When Kanye West first announced the release of his new album “The Life of Pablo," the Internet blew up. West’s last six albums all reached No. 1 on the Billboard 200, so it seems like his new album would do the same, right?
Well, not exactly.
“The Life of Pablo” has been out for weeks now, yet cannot be found anywhere on the sales charts. This is because Kanye West’s “The Life of Pablo” can only be found on Tidal. Tidal is a service “dedicated to creating a more just revenue sharing model for artists," which "stands for full transparency in our industry," and which "challenges all the music streaming services to do the same." Tidal refuses to release the streaming numbers of “T.L.O.P.” to Nielsen Music, which is in charge of creating Billboard’s chart rankings.
This seems like an odd move for Kanye West, especially since he is claiming to be $53 million in debt, but West has reasons for making his music exclusive to Tidal.
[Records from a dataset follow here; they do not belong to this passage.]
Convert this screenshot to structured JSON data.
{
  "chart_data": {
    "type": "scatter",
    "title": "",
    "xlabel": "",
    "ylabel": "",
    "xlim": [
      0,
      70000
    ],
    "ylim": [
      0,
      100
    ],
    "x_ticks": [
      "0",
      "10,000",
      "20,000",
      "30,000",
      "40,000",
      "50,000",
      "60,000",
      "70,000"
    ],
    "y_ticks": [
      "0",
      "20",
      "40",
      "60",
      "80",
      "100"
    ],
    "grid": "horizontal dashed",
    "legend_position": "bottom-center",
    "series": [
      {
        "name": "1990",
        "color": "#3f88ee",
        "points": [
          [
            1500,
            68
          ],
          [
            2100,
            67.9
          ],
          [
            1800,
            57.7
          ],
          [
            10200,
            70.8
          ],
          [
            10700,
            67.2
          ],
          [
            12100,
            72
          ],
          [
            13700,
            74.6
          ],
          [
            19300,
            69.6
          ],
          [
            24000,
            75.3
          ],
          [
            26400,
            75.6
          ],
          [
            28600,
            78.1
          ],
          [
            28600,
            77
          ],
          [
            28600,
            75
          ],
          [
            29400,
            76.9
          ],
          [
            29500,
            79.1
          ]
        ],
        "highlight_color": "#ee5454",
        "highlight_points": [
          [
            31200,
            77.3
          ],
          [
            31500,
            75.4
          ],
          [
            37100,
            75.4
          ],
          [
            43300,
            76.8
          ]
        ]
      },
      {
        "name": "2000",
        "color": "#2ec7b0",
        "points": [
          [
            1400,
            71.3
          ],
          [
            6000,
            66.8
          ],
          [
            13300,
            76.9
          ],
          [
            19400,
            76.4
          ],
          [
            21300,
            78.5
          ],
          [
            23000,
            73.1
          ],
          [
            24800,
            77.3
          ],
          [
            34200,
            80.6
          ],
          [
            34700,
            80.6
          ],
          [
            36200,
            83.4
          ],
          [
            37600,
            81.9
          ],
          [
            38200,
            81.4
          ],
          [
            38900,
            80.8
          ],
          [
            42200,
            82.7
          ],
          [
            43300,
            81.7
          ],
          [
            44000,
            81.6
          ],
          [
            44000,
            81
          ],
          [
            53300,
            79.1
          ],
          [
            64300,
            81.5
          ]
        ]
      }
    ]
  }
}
According to the website, Tidal is a more honest service than many of the others out there.
Our artist-owners developed our model so that TIDAL pays the highest percentage of royalties to artists, songwriters and producers of any music streaming service. That means we make less in order to pay each and every artist on TIDAL more. And importantly, we don’t have a free tier and we don't hide any of the revenue that free services make from advertisers buying ads on their services.
Despite Tidal being a way for artists to make the royalties they wouldn’t normally be able to receive with other major music-sharing sites, buyers and fans view Tidal as just another music giant. When Tidal first launched, there was a publicized signing with all of the major co-owners that confused fans. Instead of the signing conveying the message, “I am a musician and I want to be paid fairly for my work,” the signing looked more like a bunch of already-rich musicians saying, “I am going to be a co-owner of this company because it will make my music exclusive and then I’ll make more money.” While some fans may be turned off to Tidal, they shouldn’t take it out on the musicians. The artists don’t decide on the price of their music, and so the artists are just trying to receive the money they should have been receiving a long time ago, before Tidal allowed them this opportunity.
The founding Tidal artists are Alicia Keys, Arcade Fire (Win Butler and Regine Chassagne), Beyonce, Calvin Harris, Chris Martin, Daft Punk, Deadmau5, Jack White, Jason Aldean, J. Cole, Kanye West, Madonna, Nicki Minaj, Rihanna, Shawn “JAY Z” Carter, Usher, and T.I.
Tidal may have good intentions, but it is still a business. Tidal has agreements with all major record companies, Universal, Warner, and Sony, as well as many other independent companies. One major advantage Tidal has above other music-sharing competitors like Spotify and Apple is that the artists on Tidal gift the service with exclusive content. The exclusive content could include new music, music videos, or even full-concert videos.
What makes Tidal different than other sites is that it uses “lossless sound." The easiest way to describe lossless sound is by comparing the sound quality of a CD to an MP3. The clear, high quality sound of a CD is lossless sound, whereas an MP3 has been compressed and thus sounds worse.
Tidal has not officially released the numbers of subscribers it has, which can mean the company is either doing really well or not well at all. Apparently, Kanye West’s “The Life of Pablo” has more than doubled Tidal’s subscribers from 1 to 2.5 million, but there is no way of knowing that for sure. While West’s contribution helps for the image of the company, the amount of subscribers is pretty insignificant when compared to Spotify’s 20 million paying subscribers.
Tidal’s free trial period ends after 30 days. If Tidal wants to survive, there needs to be more than just a new Kanye West album to offer. Otherwise, all of the users who just signed up for “The Life of Pablo” are going to cancel their subscriptions before the new trial period ends, and Tidal will be a thing of the past.